How Organizations Get Rich
This article is a part of my Best Reads of the Month section on my website www.mikegorlon.com. Each month I pick one or two articles or blog posts that I find on the internet which I thought were really insightful, interesting or moving. Then I share them with you. You can view the previous month’s articles by going to: https://www.mikegorlon.com/best-reads-of-the-month
December 2019: How Organizations Get Rich
This month’s best read is from a speech given by Jared Diamond in 1999 titled How to Get Rich but it’s not about how individuals get rich. It’s about how businesses or countries can get rich by implementing two ideas.

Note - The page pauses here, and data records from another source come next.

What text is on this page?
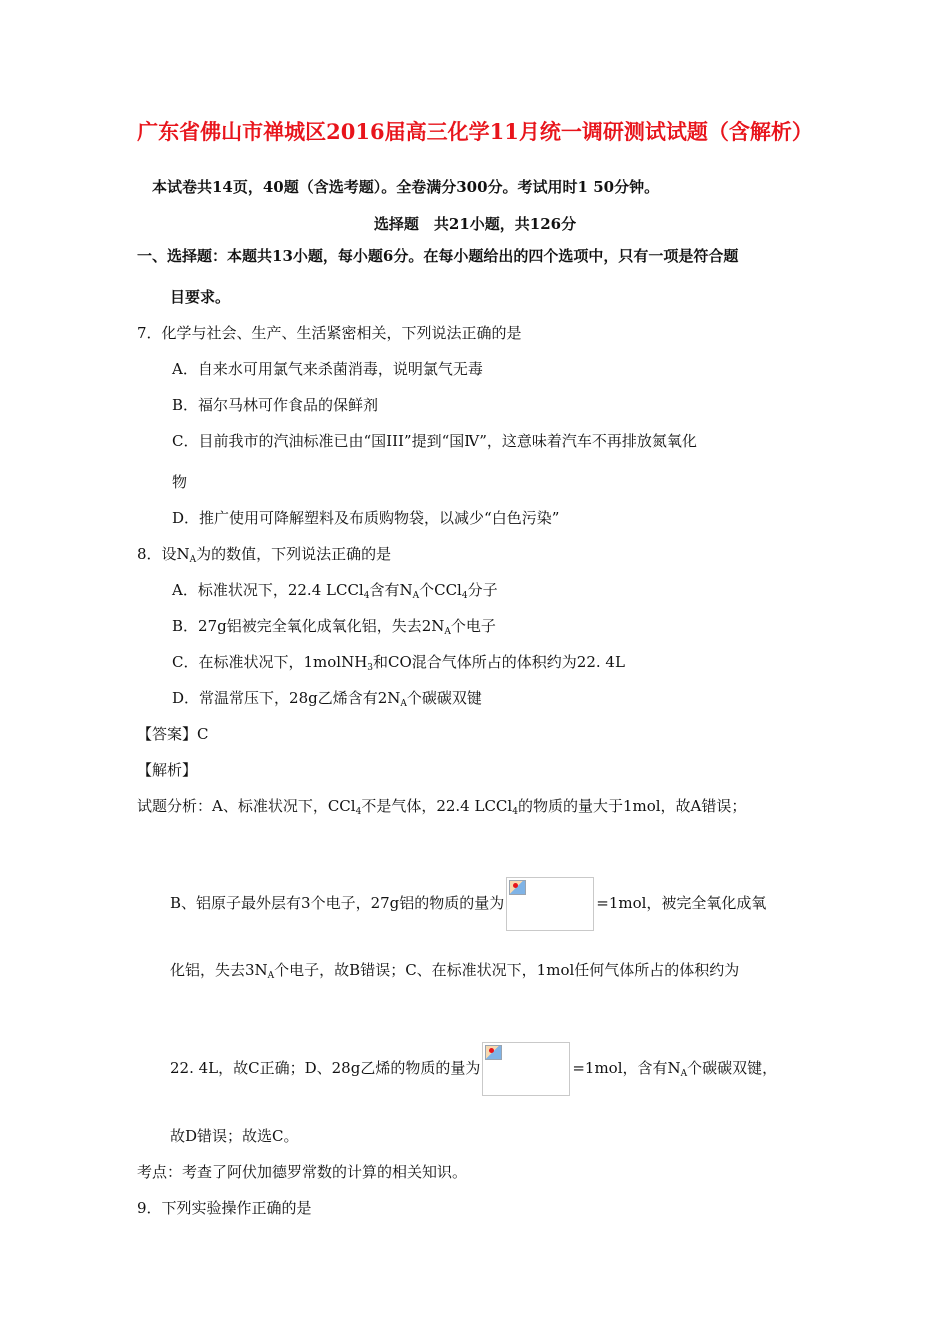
广东省佛山市禅城区2016届高三化学11月统一调研测试试题（含解析）
本试卷共14页，40题（含选考题）。全卷满分300分。考试用时1 50分钟。
选择题　共21小题，共126分
一、选择题：本题共13小题，每小题6分。在每小题给出的四个选项中，只有一项是符合题
目要求。
7．化学与社会、生产、生活紧密相关，下列说法正确的是
A．自来水可用氯气来杀菌消毒，说明氯气无毒
B．福尔马林可作食品的保鲜剂
C．目前我市的汽油标准已由“国III”提到“国Ⅳ”，这意味着汽车不再排放氮氧化
物
D．推广使用可降解塑料及布质购物袋，以减少“白色污染”
8．设$N_A$为的数值，下列说法正确的是
A．标准状况下，22.4 LCCl$_4$含有$N_A$个CCl$_4$分子
B．27g铝被完全氧化成氧化铝，失去$2N_A$个电子
C．在标准状况下，1molNH$_3$和CO混合气体所占的体积约为22. 4L
D．常温常压下，28g乙烯含有$2N_A$个碳碳双键
【答案】C
【解析】
试题分析：A、标准状况下，CCl$_4$不是气体，22.4 LCCl$_4$的物质的量大于1mol，故A错误；
B、铝原子最外层有3个电子，27g铝的物质的量为	=1mol，被完全氧化成氧
化铝，失去$3N_A$个电子，故B错误；C、在标准状况下，1mol任何气体所占的体积约为
22. 4L，故C正确；D、28g乙烯的物质的量为	=1mol，含有$N_A$个碳碳双键，
故D错误；故选C。
考点：考查了阿伏加德罗常数的计算的相关知识。
9．下列实验操作正确的是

Jared looked through history which is really just a large amount of experiments of what works and what doesn’t work over time to find out why some groups of people got rich and why some didn’t. Jared found some examples which include a German beer company, a Japanese food company, and the countries that make up Europe, China and Tasmania to demonstrate how it happens.
The two ideas are:
- The appropriate use of fragmentation
- Unity within groups and not being isolated
“We can extract from human history a couple of principles. First, the principle that really isolated groups are at a disadvantage, because most groups get most of their ideas and innovations from the outside. Second, I also derive the principle of intermediate fragmentation: you don’t want excessive unity and you don’t want excessive fragmentation; instead, you want your human society or business to be broken up into a number of groups which compete with each other but which also maintain relatively free communication with each other. And those I see as the overall principles of how to organize a business and get rich.”